Après une gestation d’environ 110 jours, similaire à celle des lions, sont nés Tsunami, un mâle, et Jazhara, une femelle. Ces deux jaglions, nés en captivité et uniques en leur genre, allaient devenir un cas d’école pour les scientifiques et une curiosité pour le monde entier.
Un portrait-robot pour le moins étonnant
Alors, à quoi ressemble un jaglion ? C’est un mélange assez spectaculaire. Les deux petits de Bear Creek étaient la preuve vivante de cette fusion génétique. Tsunami arborait un pelage doré, hérité de sa mère la lionne, mais couvert des rosettes sombres caractéristiques de son père le jaguar. Sa sœur, Jazhara, avait un pelage presque noir, charbon, sur lequel on pouvait deviner des taches encore plus foncées, un peu comme une panthère noire (qui, pour rappel, est souvent un jaguar ou un léopard mélanique).
Leur morphologie était tout aussi hybride : une silhouette trapue et puissante comme celle du jaguar, mais avec une tête et une face plus allongées, qui rappelaient sans conteste la lionne. Une véritable créature deux-en-un.
La question de la fertilité : un hybride peut-il se reproduire ?
En général, quand deux espèces différentes se croisent, leur progéniture est stérile. Le meilleur exemple, c’est le mulet, issu d’un âne et d’une jument. Mais chez les grands félins, les choses sont un peu plus compliquées. Contre toute attente, le jaglion ne serait pas forcément stérile.
Une rumeur tenace, bien que jamais confirmée officiellement, prétend que Jazhara aurait elle-même donné naissance à un petit après s’être accouplée avec un léopard noir. L’existence de ce « jagleopon » reste un mystère. Si c’était vrai, ce serait un cas rarissime d’hybridation complexe : un animal déjà hybride qui se reproduit avec une troisième espèce. Cela montre à quel point les barrières génétiques entre les espèces du genre Panthera sont fines.
Pourquoi ces croisements posent-ils un grave problème éthique ?
Si l’histoire du jaglion peut paraître attendrissante, elle est en réalité très controversée. Et pour cause, ce croisement est une pure création humaine. Dans la nature, les jaguars vivent en Amérique du Sud et les lions en Afrique. Ils n’ont absolument aucune chance de se rencontrer. Leur reproduction est donc totalement artificielle.

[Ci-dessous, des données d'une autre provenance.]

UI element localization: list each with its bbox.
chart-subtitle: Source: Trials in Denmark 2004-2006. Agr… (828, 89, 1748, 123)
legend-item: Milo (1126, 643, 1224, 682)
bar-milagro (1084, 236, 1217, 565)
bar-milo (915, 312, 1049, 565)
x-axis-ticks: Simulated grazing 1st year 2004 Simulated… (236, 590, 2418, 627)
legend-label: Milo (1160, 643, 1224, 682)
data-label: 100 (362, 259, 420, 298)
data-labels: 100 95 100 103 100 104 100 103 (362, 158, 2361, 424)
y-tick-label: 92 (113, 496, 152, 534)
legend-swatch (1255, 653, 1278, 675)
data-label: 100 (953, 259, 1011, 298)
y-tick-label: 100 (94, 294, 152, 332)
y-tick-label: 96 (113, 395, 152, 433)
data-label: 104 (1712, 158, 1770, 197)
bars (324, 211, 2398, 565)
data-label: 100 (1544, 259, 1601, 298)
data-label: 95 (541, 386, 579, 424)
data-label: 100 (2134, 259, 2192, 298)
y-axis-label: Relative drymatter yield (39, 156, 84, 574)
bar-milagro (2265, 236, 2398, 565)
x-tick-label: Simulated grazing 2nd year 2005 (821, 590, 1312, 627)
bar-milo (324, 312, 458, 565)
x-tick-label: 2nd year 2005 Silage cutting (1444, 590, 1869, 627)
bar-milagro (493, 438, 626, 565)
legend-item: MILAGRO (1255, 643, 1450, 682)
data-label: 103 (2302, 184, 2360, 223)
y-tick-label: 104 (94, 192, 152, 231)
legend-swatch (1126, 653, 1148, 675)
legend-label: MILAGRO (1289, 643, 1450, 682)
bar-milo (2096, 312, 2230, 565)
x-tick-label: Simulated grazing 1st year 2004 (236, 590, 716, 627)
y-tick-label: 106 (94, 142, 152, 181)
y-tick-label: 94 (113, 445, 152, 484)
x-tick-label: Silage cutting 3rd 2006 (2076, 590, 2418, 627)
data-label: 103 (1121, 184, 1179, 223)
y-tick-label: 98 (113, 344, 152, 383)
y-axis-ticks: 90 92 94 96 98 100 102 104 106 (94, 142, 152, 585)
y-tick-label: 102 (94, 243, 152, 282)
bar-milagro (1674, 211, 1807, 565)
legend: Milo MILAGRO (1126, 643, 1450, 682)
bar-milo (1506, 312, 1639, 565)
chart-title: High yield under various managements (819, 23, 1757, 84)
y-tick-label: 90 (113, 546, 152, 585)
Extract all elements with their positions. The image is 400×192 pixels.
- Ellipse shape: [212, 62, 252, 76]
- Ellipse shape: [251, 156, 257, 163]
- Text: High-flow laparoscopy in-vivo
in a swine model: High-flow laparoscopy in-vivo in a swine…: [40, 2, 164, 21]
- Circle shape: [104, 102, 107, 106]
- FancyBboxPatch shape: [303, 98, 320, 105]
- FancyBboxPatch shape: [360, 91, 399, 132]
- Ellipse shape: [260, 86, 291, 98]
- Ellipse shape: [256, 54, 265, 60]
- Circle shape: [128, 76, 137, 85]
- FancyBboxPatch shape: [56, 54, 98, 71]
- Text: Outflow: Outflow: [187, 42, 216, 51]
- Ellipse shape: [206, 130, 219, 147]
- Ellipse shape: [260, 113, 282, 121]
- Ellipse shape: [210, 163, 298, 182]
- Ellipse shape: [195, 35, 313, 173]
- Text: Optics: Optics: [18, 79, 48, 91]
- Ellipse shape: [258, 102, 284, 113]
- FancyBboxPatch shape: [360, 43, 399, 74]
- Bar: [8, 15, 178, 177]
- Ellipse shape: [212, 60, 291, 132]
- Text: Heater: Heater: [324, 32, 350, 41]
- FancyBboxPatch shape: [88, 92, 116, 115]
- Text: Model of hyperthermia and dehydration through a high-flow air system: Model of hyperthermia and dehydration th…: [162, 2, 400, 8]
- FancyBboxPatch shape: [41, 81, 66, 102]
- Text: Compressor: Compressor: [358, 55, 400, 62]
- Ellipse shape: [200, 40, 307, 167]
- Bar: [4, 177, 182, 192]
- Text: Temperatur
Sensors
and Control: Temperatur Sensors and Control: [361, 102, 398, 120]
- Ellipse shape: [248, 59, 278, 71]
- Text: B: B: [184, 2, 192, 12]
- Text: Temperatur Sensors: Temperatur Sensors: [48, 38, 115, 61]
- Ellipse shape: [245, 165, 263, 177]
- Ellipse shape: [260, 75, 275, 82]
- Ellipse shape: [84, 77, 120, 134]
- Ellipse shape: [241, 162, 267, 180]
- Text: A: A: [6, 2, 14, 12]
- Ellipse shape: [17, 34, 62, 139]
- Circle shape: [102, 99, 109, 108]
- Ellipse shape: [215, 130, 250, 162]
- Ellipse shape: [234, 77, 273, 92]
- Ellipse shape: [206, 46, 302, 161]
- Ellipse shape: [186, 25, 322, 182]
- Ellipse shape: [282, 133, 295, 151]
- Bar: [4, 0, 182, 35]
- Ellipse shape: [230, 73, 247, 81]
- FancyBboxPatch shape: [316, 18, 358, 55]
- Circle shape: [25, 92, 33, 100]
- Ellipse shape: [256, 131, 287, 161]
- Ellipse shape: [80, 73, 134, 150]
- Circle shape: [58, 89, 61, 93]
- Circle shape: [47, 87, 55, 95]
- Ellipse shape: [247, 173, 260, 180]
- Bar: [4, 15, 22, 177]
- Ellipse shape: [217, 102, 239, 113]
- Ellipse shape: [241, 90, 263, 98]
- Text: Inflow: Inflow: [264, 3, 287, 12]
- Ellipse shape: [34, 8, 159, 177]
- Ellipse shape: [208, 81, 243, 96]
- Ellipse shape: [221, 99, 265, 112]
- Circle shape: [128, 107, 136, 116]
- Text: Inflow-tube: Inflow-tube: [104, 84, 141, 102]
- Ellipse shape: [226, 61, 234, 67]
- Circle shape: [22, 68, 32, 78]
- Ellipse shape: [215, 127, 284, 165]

Les biologistes et les défenseurs des animaux tirent la sonnette d’alarme. Ces hybridations peuvent entraîner de graves problèmes de santé pour les animaux : malformations à la naissance, troubles du comportement, déséquilibres hormonaux… De plus, un jaglion est condamné à vivre en captivité. Il ne possède ni les instincts, ni les codes sociaux, ni l’adaptation à un milieu spécifique pour survivre à l’état sauvage. Il n’appartient à aucun écosystème et dépend entièrement des soins de l’homme. C’est une sorte d’impasse biologique.
entre curiosité scientifique et dérive commerciale
Le jaglion est un cas d’étude fascinant pour les généticiens. Il prouve que les grands félins du genre Panthera (lions, tigres, jaguars, léopards) partagent un patrimoine génétique très proche, avec 38 chromosomes, ce qui leur permet de créer des hybrides. Mais cette curiosité scientifique ne doit pas faire oublier l’essentiel : le bien-être animal.
Malheureusement, l’apparence unique de ces animaux attise la convoitise. Les photos et vidéos de Tsunami et Jazhara ont fait le tour d’Internet, et certains zoos privés ou éleveurs peu scrupuleux pourraient être tentés de reproduire ces croisements pour attirer du public ou pour le profit. Le jaglion est donc devenu, malgré lui, le symbole d’une limite à ne pas franchir : celle où la fascination de l’homme prend le pas sur le respect de la nature.